AKP hükümeti, Taksim alanını yüzbinlerce emekçiye kapatarak hangi sınıfın temsilcisi olduğunu bir kez daha net biçimde ortaya koymuştur. Geçen senelerde yapılan görkemli 1 Mayıs kutlamaları egemenleri rahatsız etmiş görünüyor. Ne de olsa, temsilcisi olduğu sermaye sınıfının rantsal çıkarlarına ters düşüyor bu yürüyüşler, mitingler. Orada plazalar ve AVM’ler yükselsin, emekçiler artık Taksim’e uğramasın isteniyor. Taksim’de ve İstiklal caddesinde yürüyüşleri yasaklama girişimleri buna hız verileceğini gösteriyor. Oysa, emekçilerin gücü ve iradesiyle 2009 yılından bu yana resmî tatil olarak kazanılan 1 Mayıs’ın tarihsel geçmişi nedeniyle Taksim alanıyla özdeşleştiğini uçan kuş bile biliyor artık.

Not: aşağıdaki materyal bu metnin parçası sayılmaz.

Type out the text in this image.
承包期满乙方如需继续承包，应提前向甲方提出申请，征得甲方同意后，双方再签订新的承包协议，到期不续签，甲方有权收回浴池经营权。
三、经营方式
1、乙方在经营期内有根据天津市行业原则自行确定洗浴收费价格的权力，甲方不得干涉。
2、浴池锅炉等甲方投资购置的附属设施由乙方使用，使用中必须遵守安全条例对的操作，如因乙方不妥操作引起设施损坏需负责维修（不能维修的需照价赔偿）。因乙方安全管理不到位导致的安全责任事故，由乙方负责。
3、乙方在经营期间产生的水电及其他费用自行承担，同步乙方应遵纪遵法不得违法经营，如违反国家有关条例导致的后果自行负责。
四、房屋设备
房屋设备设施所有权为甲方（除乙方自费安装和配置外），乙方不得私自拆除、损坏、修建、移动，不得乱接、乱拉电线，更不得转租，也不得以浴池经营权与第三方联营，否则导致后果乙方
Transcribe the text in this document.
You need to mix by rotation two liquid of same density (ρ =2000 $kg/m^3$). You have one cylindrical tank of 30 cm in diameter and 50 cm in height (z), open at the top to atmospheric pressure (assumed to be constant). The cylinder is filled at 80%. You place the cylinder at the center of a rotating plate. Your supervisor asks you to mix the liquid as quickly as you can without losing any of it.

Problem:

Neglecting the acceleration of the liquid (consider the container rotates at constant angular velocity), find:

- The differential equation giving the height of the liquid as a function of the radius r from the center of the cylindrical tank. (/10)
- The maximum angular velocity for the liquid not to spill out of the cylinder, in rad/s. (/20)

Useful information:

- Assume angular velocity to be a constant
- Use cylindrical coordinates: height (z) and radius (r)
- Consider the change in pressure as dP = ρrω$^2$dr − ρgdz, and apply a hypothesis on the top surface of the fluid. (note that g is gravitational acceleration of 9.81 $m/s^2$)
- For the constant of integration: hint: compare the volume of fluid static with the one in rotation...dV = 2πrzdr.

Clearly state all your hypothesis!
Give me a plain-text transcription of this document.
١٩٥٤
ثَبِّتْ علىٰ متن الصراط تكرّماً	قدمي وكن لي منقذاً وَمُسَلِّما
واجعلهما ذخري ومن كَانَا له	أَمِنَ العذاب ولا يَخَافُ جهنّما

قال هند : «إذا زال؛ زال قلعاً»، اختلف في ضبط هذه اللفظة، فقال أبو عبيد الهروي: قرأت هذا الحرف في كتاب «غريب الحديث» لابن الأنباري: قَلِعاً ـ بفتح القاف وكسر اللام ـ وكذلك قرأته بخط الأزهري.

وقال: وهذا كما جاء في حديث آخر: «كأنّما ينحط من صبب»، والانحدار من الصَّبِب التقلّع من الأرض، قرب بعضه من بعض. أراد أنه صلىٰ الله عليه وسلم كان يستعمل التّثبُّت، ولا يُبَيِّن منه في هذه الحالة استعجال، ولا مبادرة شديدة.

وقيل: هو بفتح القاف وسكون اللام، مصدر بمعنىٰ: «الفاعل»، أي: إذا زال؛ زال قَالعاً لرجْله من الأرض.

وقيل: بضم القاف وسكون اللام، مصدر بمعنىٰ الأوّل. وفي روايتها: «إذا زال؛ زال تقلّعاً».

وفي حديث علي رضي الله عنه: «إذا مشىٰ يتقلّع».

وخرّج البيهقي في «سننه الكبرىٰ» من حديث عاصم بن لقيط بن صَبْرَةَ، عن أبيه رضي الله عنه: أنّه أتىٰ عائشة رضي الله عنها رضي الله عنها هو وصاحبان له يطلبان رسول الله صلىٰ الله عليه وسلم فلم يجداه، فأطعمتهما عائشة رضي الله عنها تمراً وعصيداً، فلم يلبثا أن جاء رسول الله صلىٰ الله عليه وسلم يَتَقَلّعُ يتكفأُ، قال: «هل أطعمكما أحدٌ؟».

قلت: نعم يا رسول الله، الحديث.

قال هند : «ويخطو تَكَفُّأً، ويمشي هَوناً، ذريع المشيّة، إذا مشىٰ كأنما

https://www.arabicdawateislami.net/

Bu nedenle artık alanları işçilere ve emekçilere yasaklama dayatmalarından vazgeçilmelidir.
Ancak AKP’nin sınıfsal tercihi bundan önce de, THY’de grev sinyalleri veren Hava-İş sendikasına karşı yapılan açıklamalar sırasında da kelimelere dökülmüştü. Maliye Bakanı Mehmet Şimşek, “THY yalnız değildir” demişti. Bu ne anlama geliyor? İşçi sendikaları ve işçi sınıfının dostları bir yürüyüş veya eylem yaptıklarında “THY işçisi yalnız değildir” veya “Hava-İş yalnız değildir” diye slogan atar. Bu dayanışmanın göstergesidir. Hükümet de Bakanın ağzından işçisiyle değil, patronuyla dayanışma içerisinde olduğunu açık açık ifade etmiştir. Hukuksuz biçimde henüz grev ilan edilmeden yapılan bu tarafgir ve antidemokratik açıklamayı, Hava-İş sendikası Haziran’da yapılacak olan İLO toplantısında gündeme getirecek.
Hava-İş Sendikası, THY’de 15 Mayıs’ta greve çıktı. Bilindiği gibi, THY’den 305 havayolu işçisi grev yasağına karşı eylem yaptıkları için işten atılmışlardı. İşten atılmaya karşı bir yılı aşkın bir süredir direniş yürütüyorlardı. Bu direniş sayesinde daha sonraki süreçte havacılık işkolunda grev yasağı kalkmış ve iş mahkemeleri tarafından işçilerin işe iadelerine karar verilmiş olsa da THY, işçileri işe almamakta direnmektedir. İşte, Hava-İş’i grev kararına götüren ve olmazsa olmaz taleplerinden biri de budur. Bakın, çok değil, daha bir ay önceki 10 Nisan tarihli Hürriyet gazetesinde çıkan habere göre, THY son 6 ayda 252 uçak siparişi vermişti. Bu uçakların toplam değeri 33.4 milyar doları buluyormuş! Dolayısıyla, neredeyse işten çıkardığı işçi sayısı kadar yeni uçak satın alan/alabilen bir kuruluşun mahkeme kararına rağmen işçileri işe almamakta direnmesi, işçi ve sendika düşmanlığı dışında hiçbir gerekçeyle açıklanamaz! THY yönetiminin ve hükümetin yapması gereken sınıf düşmanlığı değil, 305 işçiyi işe iade etmek ve 14 bin çalışanın taleplerine kulak vermek olmalıdır! Çünkü, rüzgâr eken fırtına biçer. Binlerce işçi ve emekçiyi ve onların sendikalarını karşısına alan bir hükümet birgün bunun hesabını veremez hâle gelir. THY işçisi yalnız değildir!